How could the great Marcus Aurelius have made such a foolish choice?  Stoics are not supposed to be sentimental. Furthermore, the imperial position was not hereditary. From 96 to 180, five Emperors–Nerva, Trajan, Hadrian, Antoninius Pius and Marcus Aurelius–had been selected on merit.  Heredity had proved a very poor criterion for government.

First, the Roman Patrician turned out to be very unproductive–literally. All that Italian body hair (I am referring to the men) had no correlation with fertility. Augustus had only one child–a daughter. Tiberius had only one child–a son who was murdered by his wife. Nero certainly did not prolong the dynasty by kicking to death his pregnant wife. And with Caligula’s habit of “dating” his sisters, sterility was preferable. So progeny may have been a Latin term but not a Latin habit.

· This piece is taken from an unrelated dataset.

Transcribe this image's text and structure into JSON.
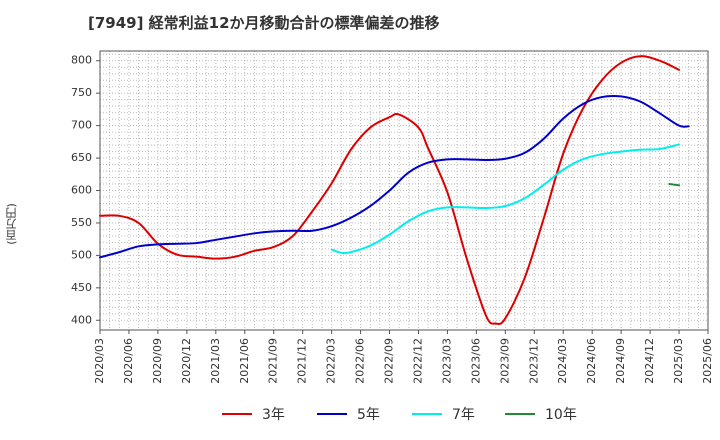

Given the sparsity of heirs, the Romans were almost forced to pick Emperors on merit. Then the Philosopher-Emperor had to ruin it by indulging in nepotism. Commodus proved so abysmal that his reign seemed to Edward Gibbon the appropriate beginning of “The Decline and Fall of the Roman Empire.” After Commodus, the Emperors again were elevated generally on merit. Unfortunately, the merit now was one’s ability to kill your predecessor. That would explain why there were some 80 emperors in five centuries.

p.s. Today is also Caligula’s birthday, but he doesn’t need me as a publicist.